Earlier this year, the 50th anniversary of the “War on Poverty” prompted political debate. Although few could agree on the initiative’s success or how to rejuvenate it, no one seemed to dispute the idea that people trying to escape poverty deserve as many opportunities as possible.

One simple, cost-effective way to increase opportunities for low-income individuals is to assure them access to legal representation when their basic needs are threatened.

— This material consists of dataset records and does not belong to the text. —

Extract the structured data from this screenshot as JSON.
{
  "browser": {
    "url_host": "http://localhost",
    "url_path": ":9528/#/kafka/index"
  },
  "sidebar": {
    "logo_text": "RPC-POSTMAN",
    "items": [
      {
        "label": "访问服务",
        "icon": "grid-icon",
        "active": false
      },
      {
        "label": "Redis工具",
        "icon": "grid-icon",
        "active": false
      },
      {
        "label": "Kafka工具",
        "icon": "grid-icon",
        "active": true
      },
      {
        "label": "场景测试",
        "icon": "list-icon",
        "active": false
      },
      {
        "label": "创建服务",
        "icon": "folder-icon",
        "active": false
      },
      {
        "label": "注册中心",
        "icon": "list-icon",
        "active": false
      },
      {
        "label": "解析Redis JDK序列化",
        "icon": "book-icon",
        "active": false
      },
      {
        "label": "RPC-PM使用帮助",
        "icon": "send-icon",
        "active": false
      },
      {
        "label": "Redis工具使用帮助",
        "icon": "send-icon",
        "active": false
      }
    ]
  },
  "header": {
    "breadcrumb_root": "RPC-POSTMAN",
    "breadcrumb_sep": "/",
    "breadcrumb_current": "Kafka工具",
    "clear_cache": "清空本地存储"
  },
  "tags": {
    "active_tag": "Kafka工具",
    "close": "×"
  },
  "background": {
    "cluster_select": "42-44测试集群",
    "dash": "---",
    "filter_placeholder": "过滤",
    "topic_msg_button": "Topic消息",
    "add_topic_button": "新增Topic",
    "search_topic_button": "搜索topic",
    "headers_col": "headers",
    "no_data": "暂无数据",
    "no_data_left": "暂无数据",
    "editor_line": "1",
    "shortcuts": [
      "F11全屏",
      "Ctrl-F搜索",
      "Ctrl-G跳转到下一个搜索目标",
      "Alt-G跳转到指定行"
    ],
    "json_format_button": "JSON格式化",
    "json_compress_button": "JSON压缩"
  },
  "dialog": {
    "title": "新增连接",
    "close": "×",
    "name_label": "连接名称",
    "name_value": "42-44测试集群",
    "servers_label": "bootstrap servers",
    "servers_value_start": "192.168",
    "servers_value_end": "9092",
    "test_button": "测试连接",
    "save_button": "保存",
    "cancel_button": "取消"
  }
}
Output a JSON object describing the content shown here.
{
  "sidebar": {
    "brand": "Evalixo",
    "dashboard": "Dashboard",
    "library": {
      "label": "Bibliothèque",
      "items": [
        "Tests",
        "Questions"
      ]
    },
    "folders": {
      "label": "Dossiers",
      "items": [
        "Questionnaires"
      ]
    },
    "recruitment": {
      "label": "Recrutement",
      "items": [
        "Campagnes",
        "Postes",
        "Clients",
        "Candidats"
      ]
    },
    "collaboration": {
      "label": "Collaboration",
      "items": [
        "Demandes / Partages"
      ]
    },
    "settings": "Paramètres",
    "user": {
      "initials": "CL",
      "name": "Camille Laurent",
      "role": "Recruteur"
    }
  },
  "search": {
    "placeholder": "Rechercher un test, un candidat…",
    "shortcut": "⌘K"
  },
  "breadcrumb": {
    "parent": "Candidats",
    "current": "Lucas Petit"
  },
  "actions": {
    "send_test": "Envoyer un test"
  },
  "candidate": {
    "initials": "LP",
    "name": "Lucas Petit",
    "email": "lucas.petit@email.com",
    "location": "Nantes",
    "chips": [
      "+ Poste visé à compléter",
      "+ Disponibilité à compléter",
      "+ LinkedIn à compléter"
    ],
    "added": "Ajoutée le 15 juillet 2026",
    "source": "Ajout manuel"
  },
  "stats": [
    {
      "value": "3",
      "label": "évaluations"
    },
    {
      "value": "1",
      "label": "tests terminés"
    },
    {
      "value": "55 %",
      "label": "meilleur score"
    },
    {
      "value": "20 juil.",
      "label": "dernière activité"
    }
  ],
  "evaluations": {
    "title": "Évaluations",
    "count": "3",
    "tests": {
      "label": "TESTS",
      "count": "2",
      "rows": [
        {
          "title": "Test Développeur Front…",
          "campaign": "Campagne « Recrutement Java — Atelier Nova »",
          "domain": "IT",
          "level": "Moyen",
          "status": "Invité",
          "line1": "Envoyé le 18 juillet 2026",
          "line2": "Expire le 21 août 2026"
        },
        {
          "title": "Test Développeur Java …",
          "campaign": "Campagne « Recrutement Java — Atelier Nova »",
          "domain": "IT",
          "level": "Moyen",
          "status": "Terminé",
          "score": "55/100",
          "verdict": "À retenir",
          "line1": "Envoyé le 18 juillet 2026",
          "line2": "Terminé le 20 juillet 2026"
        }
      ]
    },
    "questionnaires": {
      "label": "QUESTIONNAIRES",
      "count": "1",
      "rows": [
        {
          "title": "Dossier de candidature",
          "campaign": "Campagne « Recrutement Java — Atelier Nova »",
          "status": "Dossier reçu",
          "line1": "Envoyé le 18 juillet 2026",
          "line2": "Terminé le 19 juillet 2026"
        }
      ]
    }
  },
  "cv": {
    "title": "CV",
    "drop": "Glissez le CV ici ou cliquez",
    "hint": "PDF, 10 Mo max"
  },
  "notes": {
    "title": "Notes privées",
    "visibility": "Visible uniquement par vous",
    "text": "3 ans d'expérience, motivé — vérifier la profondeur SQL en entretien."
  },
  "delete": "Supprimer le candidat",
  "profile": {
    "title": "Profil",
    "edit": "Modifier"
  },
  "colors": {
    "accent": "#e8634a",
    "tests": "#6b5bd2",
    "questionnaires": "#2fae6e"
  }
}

For decades, indigent criminal defendants have had a constitutionally recognized right to a lawyer appointed and paid for by the state. But there is no comparable right in civil cases, even when issues like housing, health care and child support are at stake.

As a result, most poor people confront our civil justice system alone, appearing in court for life-changing proceedings with little guidance — or failing to appear at all. While pro se litigants are often ineffective advocates who struggle to navigate the judicial bureaucracy, not many lawyers are able and willing to work for free.

The Legal Aid Society of Cleveland, a nonprofit firm of 40 attorneys, ably served 22,000 pro bonoclients in 2013 with the support of donors and volunteer attorneys throughout Northeast Ohio. Legal Aid lawyers prevented evictions in 98 percent of their cases in 2013 and foreclosures in 76 percent of their cases. Legal Aid increased clients’ assets and decreased their debt by a combined $25 million. But overwhelming need forces Legal Aid to turn away roughly 50 percent of those who seek its help. Other potential clients never learn that Legal Aid exists.

State government can help. Like most states, Ohio appoints and pays counsel for low-income litigants in a few civil matters, such as involuntary detentions on mental-health grounds and guardianship proceedings for individuals alleged to be incompetent.

Ohio offers no such assurances in many other kinds of cases. There is no right to counsel for low-income individuals facing a foreclosure lawsuit or the revocation of Medicaid, unemployment, or disability benefits. Nor is there a right to counsel in domestic-violence disputes or cases adjudicating child custody and support obligations. Even worse, these rules are derived from inconsistent, outdated statutes and court decisions.

As the new General Assembly sets its priorities for 2015, lawmakers should prepare a bill that: (1) clarifies and expands the “basic needs” cases in which litigants have a right to appointed counsel; and (2) sets aside enough money to make that right worthwhile. Funds could be used to appoint Legal Aid attorneys or private practice attorneys with relevant experience. A screening process similar to that already used by Legal Aid could verify that clients are indigent and lawyers are qualified.

Funding appointed counsel in basic-needs cases is likely to save the state money over time. Failing to invest in legal representation for low-income individuals facing life-changing events only creates more expensive problems. Those who lose a foreclosure case can end up homeless, dependent or incarcerated, leaving a vacancy that destabilizes neighborhoods. Children of parents who lose custody disputes often enter the foster-care system. People without medical benefits frequently seek health care in emergency rooms. Incidents of domestic violence drain law-enforcement resources. Lawsuits are also more efficient with attorneys involved, and a less-burdened judicial system is good for business.

This issue should have bipartisan appeal. Gov. John Kasich has spoken passionately of helping “the least among us,” those who “live in the shadows.” National leaders of both parties have supported the Legal Services Corporation, which was created in 1974 to fund Legal Aid services. Last month, President Barack Obama’s secretary of labor, Thomas Perez, addressed Legal Aid’s annual luncheon in Cleveland . In 2013, Senator Portman keynoted the same event.

Ohio can be a leader in securing representation for the poor in civil cases involving basic needs. Broadening the right to counsel would be a small but worthy step towards a more just and prosperous society. It would not only ease state government’s burdens but also offer a spark of hope to those living in the shadow of poverty.

Sean Malone is an attorney with Kohrman Jackson & Krantz PLL and a member of the Legal Aid Society of Cleveland’s Pro Bono Committee.